Hz. Peygamber (s.a.v.)’e verilen yetkilerden birisi de Kur’ân-ı Kerîm’i yorumlama ve açıklama konusundaki otoritedir. O, Kur’ân-ı Kerîm’in yorumlanmasında nihai otoritedir. Kur’ân-ı Kerîm şöyle der: “İnsanlara, kendilerine indirileni açıklayasın diye sana öğüt’ü (yani Kur’ân’ı) indirdik. Umulur ki düşünürler.” (Nahl s. 44)

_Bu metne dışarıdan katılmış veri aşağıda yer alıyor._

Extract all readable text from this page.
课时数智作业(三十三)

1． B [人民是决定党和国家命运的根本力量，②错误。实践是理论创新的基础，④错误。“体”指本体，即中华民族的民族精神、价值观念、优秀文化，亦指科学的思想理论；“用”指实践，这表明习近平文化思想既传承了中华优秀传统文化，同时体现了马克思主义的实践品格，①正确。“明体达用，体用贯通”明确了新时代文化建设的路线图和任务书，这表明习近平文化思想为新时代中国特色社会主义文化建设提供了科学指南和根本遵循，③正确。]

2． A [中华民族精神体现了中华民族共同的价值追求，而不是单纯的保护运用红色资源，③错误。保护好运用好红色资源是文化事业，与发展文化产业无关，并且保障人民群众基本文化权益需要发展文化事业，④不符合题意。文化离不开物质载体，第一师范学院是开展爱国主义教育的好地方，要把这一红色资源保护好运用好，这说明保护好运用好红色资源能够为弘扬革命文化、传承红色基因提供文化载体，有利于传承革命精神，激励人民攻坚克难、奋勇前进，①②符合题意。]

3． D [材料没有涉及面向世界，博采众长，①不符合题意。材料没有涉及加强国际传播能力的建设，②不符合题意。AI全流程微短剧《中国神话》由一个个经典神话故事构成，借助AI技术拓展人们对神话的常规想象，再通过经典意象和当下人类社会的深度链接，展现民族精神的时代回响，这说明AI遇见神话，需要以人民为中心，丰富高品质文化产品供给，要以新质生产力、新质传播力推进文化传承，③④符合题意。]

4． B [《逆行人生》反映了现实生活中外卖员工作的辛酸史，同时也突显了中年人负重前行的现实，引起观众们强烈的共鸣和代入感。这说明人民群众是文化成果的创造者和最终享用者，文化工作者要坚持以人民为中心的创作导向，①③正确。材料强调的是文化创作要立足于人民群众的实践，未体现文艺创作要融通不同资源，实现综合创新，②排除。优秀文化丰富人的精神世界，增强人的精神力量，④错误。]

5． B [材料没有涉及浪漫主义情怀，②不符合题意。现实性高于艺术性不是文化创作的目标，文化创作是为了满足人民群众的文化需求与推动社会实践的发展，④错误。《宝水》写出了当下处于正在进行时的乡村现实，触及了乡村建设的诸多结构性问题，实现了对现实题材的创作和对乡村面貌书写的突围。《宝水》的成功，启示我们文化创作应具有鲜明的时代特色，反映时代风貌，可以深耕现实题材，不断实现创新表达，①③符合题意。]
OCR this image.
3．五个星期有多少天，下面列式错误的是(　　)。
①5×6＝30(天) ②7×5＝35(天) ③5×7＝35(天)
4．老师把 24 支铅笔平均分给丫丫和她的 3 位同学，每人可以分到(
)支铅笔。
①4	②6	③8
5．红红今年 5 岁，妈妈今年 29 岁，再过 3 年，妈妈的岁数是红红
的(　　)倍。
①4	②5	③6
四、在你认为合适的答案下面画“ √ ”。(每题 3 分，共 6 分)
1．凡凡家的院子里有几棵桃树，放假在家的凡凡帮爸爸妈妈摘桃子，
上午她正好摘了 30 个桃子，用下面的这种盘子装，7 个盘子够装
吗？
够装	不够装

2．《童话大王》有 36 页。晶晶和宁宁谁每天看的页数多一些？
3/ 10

Burada çok açık bir şekilde ortaya konmuştur ki, Hz. Peygamber (s.a.v.)’in temel görevi Kutsal Kitab’ı açıklamak ve kendisine indirilen vahyi yorumlamaktır. Hz. Peygamber (s.a.v.)’in doğrudan hitab ettiği Mekke Arapları’nın Kur’ân metninin herhangi bir tercümesine ihtiyaç duymadıkları açıktır. Kur’ân-ı Kerîm zaten onların anadillerinde vahyedilmişti. İşte bundan dolayıdır ki, Hz. Peygamber (s.a.v.)’e tevdi edilen açıklamanın Kitab’ın lafzi manasından daha öte bir şey olduğu aşikardır. Bu, Allâhü Te‘âlâ’nın muradı konusunda, ihtiyaç duyulan bütün ayrıntıları ve gerekli bütün imâları içine alan bir açıklamaydı.
Meselâ, İslâm’ın namaz gibi önemli temel bir rüknünü ele alırsak, Kur’ân-ı Kerîm’de namazla ilgili sadece temel prensiplerin verilmesinin amaçlandığı ortaya çıkmaktadır. Detaylar Hz. Peygamber (s.a.v.)’in açıklamalarına bırakılmıştır. Meselâ, Kur’ân-ı Kerîm’de namazın belli bazı vakitlere bağlandığı zikredilir. Allâhü Te‘âlâ şöyle buyurur: “Şüphesiz ki namaz mü’minler için zamanı belirlenmiş bir farzdır.” (Nisa s. 104)
Bu âyetten net bir şekilde ortaya çıkıyor ki, namazın edâ edileceği özel vakitler vardır. Fakat bu vakitlerin neler olduğu Kur’ân-ı Kerîm’in herhangi bir yerinde zikredilmez. Hatta günlük farz namazın miktarının beş olduğu Kutsal Kitab’da hiç açıklanmaz. Biz sadece Hz. Peygamber (s.a.v.)’in sünneti sayesindedir ki farz namazların tam sayısını ve özel vakitlerini öğrenmiş bulunuyoruz.